Por fim, deve-se ter em mente casos em que o incumprimento da obrigação de entrega decorra da impossibilidade de cumprimento da obrigação em decorrência de fatos supervenientes inesperados. Tais cenários, que poderiam vir a justificar a ineficácia das cláusulas de wash-out, demandam ainda mais atenção no exame do caso concreto, a fim de se afastar condutas oportunistas (exatamente uma das funções da disposição em tela). Embora excepcionais, as hipóteses de impossibilidade não parecem completamente afastadas diante de uma cláusula da wash-out.

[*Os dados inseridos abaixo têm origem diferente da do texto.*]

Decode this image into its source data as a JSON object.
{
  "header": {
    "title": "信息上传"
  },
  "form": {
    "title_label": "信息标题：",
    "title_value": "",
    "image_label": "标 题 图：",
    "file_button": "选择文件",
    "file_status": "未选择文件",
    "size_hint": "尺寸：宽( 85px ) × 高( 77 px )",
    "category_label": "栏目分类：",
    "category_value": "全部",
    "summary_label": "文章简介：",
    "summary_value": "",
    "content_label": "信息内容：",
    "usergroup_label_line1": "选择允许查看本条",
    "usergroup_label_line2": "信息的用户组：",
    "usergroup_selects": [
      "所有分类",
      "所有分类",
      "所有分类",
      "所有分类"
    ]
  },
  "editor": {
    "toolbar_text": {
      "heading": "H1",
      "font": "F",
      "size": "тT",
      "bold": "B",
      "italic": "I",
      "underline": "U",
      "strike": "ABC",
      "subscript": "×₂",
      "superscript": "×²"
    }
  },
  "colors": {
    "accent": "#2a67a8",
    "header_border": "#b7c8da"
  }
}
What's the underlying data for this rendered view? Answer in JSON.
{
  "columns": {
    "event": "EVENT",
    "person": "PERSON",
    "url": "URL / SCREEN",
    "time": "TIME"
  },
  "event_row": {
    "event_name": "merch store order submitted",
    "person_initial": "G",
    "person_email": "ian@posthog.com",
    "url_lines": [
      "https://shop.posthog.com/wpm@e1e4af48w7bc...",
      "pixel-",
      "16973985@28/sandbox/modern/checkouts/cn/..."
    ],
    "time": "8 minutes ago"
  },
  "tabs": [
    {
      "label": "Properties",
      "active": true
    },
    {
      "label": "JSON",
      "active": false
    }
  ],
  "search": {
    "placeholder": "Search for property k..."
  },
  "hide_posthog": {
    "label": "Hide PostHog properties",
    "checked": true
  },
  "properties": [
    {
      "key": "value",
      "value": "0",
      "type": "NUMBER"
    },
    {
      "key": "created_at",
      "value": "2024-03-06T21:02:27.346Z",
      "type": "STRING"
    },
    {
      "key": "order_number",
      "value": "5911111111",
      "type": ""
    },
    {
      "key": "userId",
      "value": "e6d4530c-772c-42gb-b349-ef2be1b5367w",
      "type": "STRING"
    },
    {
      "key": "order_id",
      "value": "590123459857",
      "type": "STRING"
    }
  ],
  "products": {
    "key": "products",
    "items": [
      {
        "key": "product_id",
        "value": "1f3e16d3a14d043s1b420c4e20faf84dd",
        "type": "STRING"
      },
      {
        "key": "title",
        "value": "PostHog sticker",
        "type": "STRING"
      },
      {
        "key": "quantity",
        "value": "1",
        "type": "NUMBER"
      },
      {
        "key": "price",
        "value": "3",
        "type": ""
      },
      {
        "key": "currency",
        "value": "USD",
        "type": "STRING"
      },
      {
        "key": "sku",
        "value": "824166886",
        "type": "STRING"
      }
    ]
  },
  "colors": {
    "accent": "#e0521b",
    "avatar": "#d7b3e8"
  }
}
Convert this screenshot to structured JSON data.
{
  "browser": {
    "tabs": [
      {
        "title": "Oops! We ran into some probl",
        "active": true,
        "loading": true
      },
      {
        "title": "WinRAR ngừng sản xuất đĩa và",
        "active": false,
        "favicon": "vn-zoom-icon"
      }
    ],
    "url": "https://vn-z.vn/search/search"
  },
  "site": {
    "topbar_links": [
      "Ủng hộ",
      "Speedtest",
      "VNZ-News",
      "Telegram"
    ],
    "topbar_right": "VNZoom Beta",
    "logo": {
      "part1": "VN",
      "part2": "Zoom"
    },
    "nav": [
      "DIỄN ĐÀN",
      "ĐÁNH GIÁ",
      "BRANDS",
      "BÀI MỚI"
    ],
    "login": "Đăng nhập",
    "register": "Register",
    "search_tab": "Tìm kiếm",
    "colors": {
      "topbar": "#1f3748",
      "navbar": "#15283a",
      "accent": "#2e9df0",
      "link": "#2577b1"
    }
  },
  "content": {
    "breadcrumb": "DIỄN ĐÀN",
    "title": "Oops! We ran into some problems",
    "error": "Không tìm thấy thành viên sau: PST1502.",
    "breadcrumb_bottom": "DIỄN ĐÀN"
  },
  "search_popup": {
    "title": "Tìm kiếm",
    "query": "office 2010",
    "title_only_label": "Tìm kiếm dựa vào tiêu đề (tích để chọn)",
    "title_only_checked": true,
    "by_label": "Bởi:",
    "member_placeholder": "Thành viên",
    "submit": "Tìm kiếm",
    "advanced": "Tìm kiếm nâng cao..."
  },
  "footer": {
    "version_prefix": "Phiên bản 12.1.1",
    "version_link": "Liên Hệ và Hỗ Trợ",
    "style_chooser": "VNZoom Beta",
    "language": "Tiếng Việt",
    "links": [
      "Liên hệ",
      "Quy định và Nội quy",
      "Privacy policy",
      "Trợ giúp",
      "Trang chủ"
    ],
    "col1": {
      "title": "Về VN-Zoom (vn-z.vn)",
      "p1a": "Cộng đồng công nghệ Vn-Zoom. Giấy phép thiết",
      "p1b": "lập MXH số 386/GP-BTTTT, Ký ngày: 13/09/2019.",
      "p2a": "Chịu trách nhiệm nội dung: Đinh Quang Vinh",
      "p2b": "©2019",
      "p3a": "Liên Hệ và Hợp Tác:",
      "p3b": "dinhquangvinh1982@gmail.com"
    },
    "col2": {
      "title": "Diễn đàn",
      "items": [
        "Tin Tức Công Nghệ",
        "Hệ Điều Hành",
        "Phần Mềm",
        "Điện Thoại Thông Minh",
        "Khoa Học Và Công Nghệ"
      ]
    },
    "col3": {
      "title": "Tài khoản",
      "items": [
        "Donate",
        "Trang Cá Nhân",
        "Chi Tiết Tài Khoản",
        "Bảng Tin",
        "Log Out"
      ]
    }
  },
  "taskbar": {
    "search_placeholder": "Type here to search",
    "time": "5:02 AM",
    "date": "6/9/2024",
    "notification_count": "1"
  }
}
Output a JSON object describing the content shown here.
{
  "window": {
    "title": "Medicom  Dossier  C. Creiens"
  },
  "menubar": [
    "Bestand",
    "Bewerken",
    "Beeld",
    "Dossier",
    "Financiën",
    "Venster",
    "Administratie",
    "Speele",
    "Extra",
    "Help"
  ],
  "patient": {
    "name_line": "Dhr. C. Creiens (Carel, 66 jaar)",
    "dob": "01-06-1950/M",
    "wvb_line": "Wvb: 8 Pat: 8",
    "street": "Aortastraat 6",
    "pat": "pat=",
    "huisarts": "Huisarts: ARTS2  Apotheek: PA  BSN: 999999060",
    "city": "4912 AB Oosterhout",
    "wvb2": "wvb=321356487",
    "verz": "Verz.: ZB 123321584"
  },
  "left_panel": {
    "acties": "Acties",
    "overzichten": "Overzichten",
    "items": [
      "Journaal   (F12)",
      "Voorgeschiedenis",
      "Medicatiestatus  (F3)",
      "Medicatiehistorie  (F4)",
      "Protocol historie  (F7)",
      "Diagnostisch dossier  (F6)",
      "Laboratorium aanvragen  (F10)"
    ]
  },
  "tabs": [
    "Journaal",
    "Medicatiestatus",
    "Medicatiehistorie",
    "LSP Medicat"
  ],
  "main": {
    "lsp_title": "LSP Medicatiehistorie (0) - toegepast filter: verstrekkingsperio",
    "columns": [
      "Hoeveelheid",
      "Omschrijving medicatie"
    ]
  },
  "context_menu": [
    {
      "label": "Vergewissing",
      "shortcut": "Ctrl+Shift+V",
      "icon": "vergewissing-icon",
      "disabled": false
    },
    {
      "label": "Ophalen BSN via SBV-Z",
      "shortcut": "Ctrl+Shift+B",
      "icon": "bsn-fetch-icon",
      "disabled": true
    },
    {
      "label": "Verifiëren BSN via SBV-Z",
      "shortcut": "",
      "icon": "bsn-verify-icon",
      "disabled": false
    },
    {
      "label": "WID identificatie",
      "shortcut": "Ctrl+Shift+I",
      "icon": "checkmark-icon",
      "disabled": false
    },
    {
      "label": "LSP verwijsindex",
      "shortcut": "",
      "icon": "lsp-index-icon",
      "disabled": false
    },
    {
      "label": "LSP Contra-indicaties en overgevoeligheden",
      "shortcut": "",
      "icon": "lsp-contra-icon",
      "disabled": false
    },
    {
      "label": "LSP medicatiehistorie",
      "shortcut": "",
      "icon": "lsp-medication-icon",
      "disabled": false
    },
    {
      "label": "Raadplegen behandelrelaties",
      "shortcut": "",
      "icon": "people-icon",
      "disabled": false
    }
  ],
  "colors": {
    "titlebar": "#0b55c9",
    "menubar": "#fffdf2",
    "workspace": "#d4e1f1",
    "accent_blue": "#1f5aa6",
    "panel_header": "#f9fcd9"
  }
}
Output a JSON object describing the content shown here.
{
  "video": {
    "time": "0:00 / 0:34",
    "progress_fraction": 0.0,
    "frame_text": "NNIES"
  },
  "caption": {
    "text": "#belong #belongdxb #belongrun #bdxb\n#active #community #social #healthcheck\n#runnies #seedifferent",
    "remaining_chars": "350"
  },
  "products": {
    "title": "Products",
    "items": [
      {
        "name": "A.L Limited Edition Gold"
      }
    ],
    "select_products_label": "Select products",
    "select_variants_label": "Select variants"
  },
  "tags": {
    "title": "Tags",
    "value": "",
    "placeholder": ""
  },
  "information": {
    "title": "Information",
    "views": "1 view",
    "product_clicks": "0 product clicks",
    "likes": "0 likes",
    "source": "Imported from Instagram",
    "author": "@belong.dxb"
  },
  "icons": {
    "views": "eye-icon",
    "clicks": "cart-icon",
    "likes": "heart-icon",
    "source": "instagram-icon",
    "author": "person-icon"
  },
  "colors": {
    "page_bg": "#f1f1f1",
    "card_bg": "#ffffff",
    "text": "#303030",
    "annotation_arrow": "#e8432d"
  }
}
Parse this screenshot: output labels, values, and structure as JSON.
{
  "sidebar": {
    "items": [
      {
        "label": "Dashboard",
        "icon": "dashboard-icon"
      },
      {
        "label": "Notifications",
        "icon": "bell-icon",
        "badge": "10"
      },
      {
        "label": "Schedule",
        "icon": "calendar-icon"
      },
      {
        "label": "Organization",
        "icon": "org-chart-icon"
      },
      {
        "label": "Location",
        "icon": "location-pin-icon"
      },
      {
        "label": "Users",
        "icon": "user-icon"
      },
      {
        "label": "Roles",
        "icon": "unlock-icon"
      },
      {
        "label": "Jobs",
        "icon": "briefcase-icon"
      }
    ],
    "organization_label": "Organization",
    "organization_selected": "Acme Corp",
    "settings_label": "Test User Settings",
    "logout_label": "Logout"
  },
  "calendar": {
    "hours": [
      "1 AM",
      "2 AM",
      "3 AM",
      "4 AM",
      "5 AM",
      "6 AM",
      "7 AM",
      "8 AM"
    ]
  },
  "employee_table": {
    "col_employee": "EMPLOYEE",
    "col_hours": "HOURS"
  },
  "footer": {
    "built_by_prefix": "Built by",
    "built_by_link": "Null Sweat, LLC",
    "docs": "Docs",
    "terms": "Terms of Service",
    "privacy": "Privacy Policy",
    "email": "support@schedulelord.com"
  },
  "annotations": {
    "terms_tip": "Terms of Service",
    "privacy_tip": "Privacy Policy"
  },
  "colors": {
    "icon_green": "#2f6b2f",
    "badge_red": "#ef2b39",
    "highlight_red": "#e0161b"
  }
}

Pelo exposto, vê-se que as disposições de wash-out são plenamente validadas pelos Tribunais Pátrios, mas, ante sua importação do estrangeiro, inúmeras discussões podem surgir, principalmente em um contexto litigioso [12]. Assim, seja para análise da viabilidade de cumulação de cláusula de wash-out com cláusula penal moratória, seja para o exame de excesso na aplicação da penalidade e, assim, da intervenção do juiz para a redução equitativa, deve-se analisar o caso concreto. Afinal, somente à mão das provas e das especificidades de cada situação será possível investigar a hipótese estudada e seus eventuais desdobramentos, que levarão à elaboração de estratégias específicas à resolução de cada caso.

 


[1] https://dictionary.cambridge.org/dictionary/english/wash-out

2 MARTINS-COSTA; XAVIER, 2021, p. 787.

3 Ibid., p. 787.

4 Como bem suscitam Judith Martins-Costa e Rafael Branco Xavier (2021, pp. 787-788).

5 MEDINA, 2022, capítulo RL-1.64.

6 VENOSA, 2022, p. 334.

7 Posição defendida por Judith Martins-Costa e Rafael Branco Xavier (2021, p. 808).

8 TJ-RS, 15ª Câm. Cív., Apel. n. 0160900-54.2017.8.21.7000, Des. Rel. Adriana da Silva Ribeiro, j. 6.12.2017. Grifos nossos.

9 TJ-PR, 15ª Câm. Cív., Apel. n. 1268606-7, Des. Rel. Elizabeth M. F. Rocha, j. 28.1.2015. Grifos nossos.

10 TJ-SP, 31ª Câm. de Dir. Priv., Apel. n. 1036007-33.2021.8.26.0100, Des. Rel. Adilson de Araujo, j. 11.5.2022.

11 TJ-MS, 1ª Câm. Cív., AI n. 1407462-18.2020.8.12.0000, Des. Rel. Geraldo de Almeida Santiago, j. 8.12.2021.

[1]2 Vale o registro de que o tema é objeto da V Competição de Arbitragem no Agronegócio da CAMAGRO.

Referências Bibliográficas

MARTINS-COSTA, Judith; XAVIER, Rafael Branco. A cláusula de wash-out nos contratos de compra e venda de commodities a preço fixo. In: VALVERDE TERRA, Aline de Miranda; DA CRUZ GUEDES, Gisela Sampaio. (Coord.). Inexecução das Obrigações: Pressupostos, evolução e remédios. Vol. II. Rio de Janeiro: Processo, 2021, p. 785-818.

MEDINA, José Miguel Garcia. Código Civil Comentado [livro eletrônico]. 4. ed., São Paulo: Thomson Reuters Brasil, 2022.

VENOSA, Sílvio de Salvo. Direito Civil: Obrigações e Responsabilidade Civil. 22. ed., Barueri: Atlas, 2022.